93 Pa. Super. 165 | Pa. Super. Ct. | 1927
Argued October 25, 1927. On June 9, 1923, the Department of Forests and Waters of the State Government, pursuant to the authority conferred upon it by Section 1603 of the Administrative Code approved June 7, 1923, P.L. 498, leased to the appellant a lot of ground in that part of the State forest which is situated in Greene Township, Franklin County, the dimensions thereof being one hundred and twenty-eight feet by one hundred feet, as a site for a temporary building to be used for health and recreation, for the period of ten years at a rental of $15 per year with the privilege, upon the termination of the lease, to remove the buildings placed thereon by him. He erected thereon a house, garage and other improvements. In the year 1925, the local assessors assessed as real estate "the property of the defendant (appellant) as above stated," and the valuation of $600 so made was returned to the county commissioners for taxation. For the year 1926 the county commissioners levied a tax of four mills on the dollar for county purposes on all real estate in the County of Franklin and the amount of the county tax levied against appellant on said property was $2.40. On an application by him to the Board of Revision to strike off the assessment, that tribunal sustained the assessment. No complaint was made as to the correctness of the valuation. But upon a case stated for the opinion *168 of the court below on the question whether the property so assessed is subject to taxation as real estate for county purposes, the assessment was sustained and judgment was entered against appellant in the sum of $2.40, with costs. The same question is raised by this appeal.
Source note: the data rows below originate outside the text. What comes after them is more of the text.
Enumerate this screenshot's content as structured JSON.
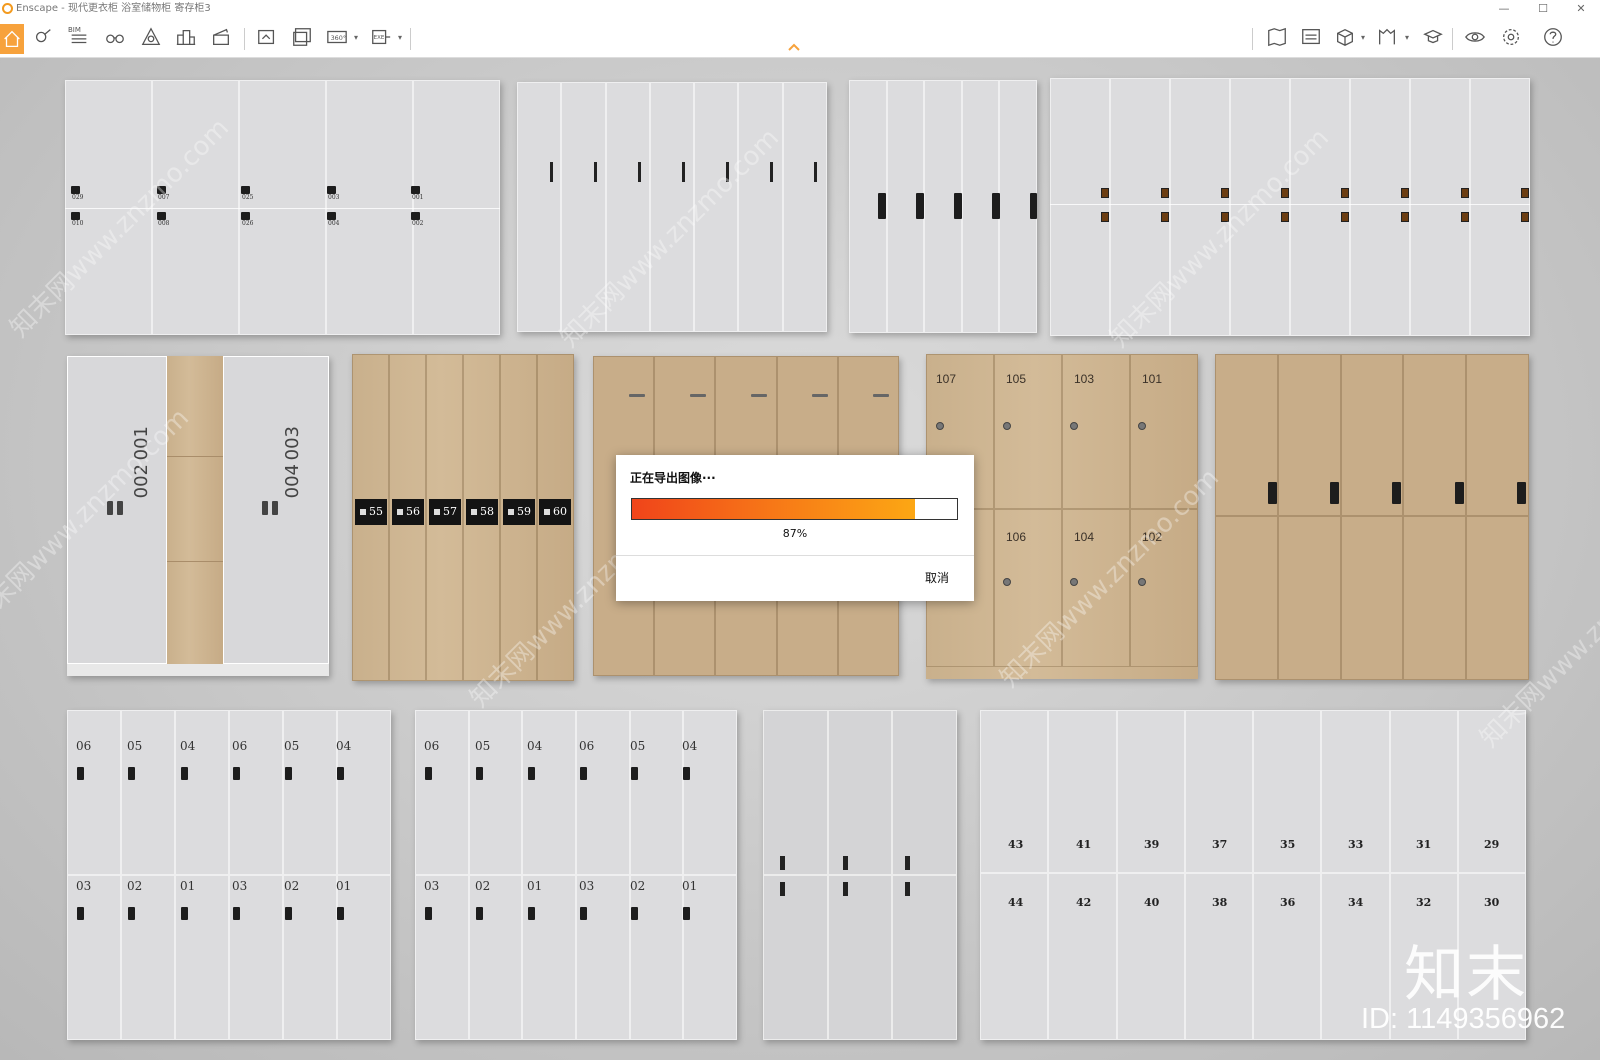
{
  "window": {
    "app_name": "Enscape",
    "title": "Enscape - 现代更衣柜 浴室储物柜 寄存柜3",
    "controls": [
      "—",
      "☐",
      "✕"
    ]
  },
  "toolbar": {
    "bim_label": "BIM",
    "left_tools": [
      "home-icon",
      "asset-icon",
      "bim-icon",
      "binoculars-icon",
      "atlas-icon",
      "buildings-icon",
      "clapper-icon",
      "export-image-icon",
      "batch-export-icon",
      "panorama-360-icon",
      "exe-export-icon"
    ],
    "right_tools": [
      "map-icon",
      "view-icon",
      "box-icon",
      "library-icon",
      "cap-icon",
      "eye-icon",
      "settings-icon",
      "help-icon"
    ],
    "panorama_label": "360°",
    "exe_label": "EXE"
  },
  "dialog": {
    "title": "正在导出图像···",
    "progress": 0.87,
    "progress_text": "87%",
    "cancel_label": "取消"
  },
  "cabinets": {
    "c1_labels": [
      "029",
      "007",
      "025",
      "003",
      "001",
      "010",
      "008",
      "026",
      "004",
      "002"
    ],
    "c6_plates": [
      "55",
      "56",
      "57",
      "58",
      "59",
      "60"
    ],
    "c5_top": "001",
    "c5_mid": "002",
    "c5_top2": "003",
    "c5_mid2": "004",
    "c8_top": [
      "107",
      "105",
      "103",
      "101"
    ],
    "c8_bottom": [
      "106",
      "104",
      "102"
    ],
    "c10_top": [
      "06",
      "05",
      "04",
      "06",
      "05",
      "04"
    ],
    "c10_bottom": [
      "03",
      "02",
      "01",
      "03",
      "02",
      "01"
    ],
    "c13_top": [
      "43",
      "41",
      "39",
      "37",
      "35",
      "33",
      "31",
      "29"
    ],
    "c13_bottom": [
      "44",
      "42",
      "40",
      "38",
      "36",
      "34",
      "32",
      "30"
    ]
  },
  "watermark": {
    "text": "知末网www.znzmo.com",
    "brand": "知末",
    "id_text": "ID: 1149356962"
  },
  "colors": {
    "accent": "#f7a23c",
    "progress_start": "#f0441a",
    "progress_end": "#fca714"
  }
}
It is argued for appellant (1) that the buildings erected on said land are personal property and, therefore, not taxable as real estate; (2) that the assessment of the tax violates Section 1 of Article IX of the Constitution of Pennsylvania providing for uniformity of taxation upon the same class of subjects within the territorial limits of the authority levying the tax; and (3) that the land is not subject to local taxation because it belongs to the sovereign state.
(1) The right to levy the tax in question is based upon the Act of April 15, 1834, P.L. 509, which act, as amended by the Act of May 29, 1844, P.L. 486, 497, provides for the taxation as real estate of "houses, lands, lots of ground, and ground rents, mills and manufacturies of all kinds, furnaces, forges, bloomeries, distilleries, sugar houses, malt houses, breweries, tan yards, fisheries and ferries, wharves," and other like property. Appellant's first contention is that the structures assessed are personal property and not real estate because they were not attached to the land to become a part thereof, but are merely temporary and removable by him at the termination of the lease. The decisions in cases involving similar facts are against him. The same argument was made in Bemis v. Shipe,
(2) The next contention of appellant is that the assessment violates Section 1 of Article IX of our Constitution providing that "all taxes shall be uniform upon the same class of subjects within the territorial limits of the authority levying the tax." Our statutes provide that all forest reservation lands acquired by the Commonwealth shall be exempt from taxation from the time of their acquisition, but that for the purpose of relieving the citizens of certain sections of the State from the hardship resulting from the exemption of forest reserve land from taxation, such lands shall be subject to an annual charge, to be paid by the State, of one cent per acre for the benefit of the counties in which the same are located, and an annual charge of three cents per acre for the benefit of the schools and roads in the respective districts in which the same are located. It is urged on behalf of appellant that if the assessment of the tax involved in the present suit is sustained, the improved forest land involved will bear a greater burden of tax than other lands of the same class similarly held, but not owned by the State, because the county, township and school district will receive not only the bonus due thereon from the State, but also the taxes assessed thereon against the lessee, *171 while land owned by an individual bears only the burden of assessed taxes. This argument is specious but we think it is not sound. It is premised upon an apparent misconception of the nature of the bonus paid by the State as aforesaid on forest reserve acreage, which is in no sense a tax and has not a single attribute thereof. It is merely a gratuity paid by the State to those counties, townships and school districts which have suffered a loss in revenue from taxes collected upon real estate by the withdrawal of State owned forest land from local taxation. Manifestly, therefore, the contention that the assessment and collection of the tax in controversy violates the constitutional provision under consideration must fall.
(3) Lastly, it is urged that the property is not subject to taxation as real estate because the land belongs to the State, whose sovereignty attaches to every interest therein. The general rule is that land, the title to which is in the State, is not subject to taxation for local purposes; and, as already stated, the land here involved is exempted by statute from taxation. But it by no means follows that the estate which appellant has in that land and the house which he has erected thereon are not subject to taxation. The property assessed for taxation is a house situated upon leased land. It comes, therefore, within the category of real estate, as contained in the first paragraph of Section 4 of the Act of April 15, 1834, reciting the various kinds of property subject to taxation: Dravo Contracting Co. v. Grambling,
For these reasons we are constrained to hold that the law justifies the assessment and taxation from which appellant seeks to be relieved.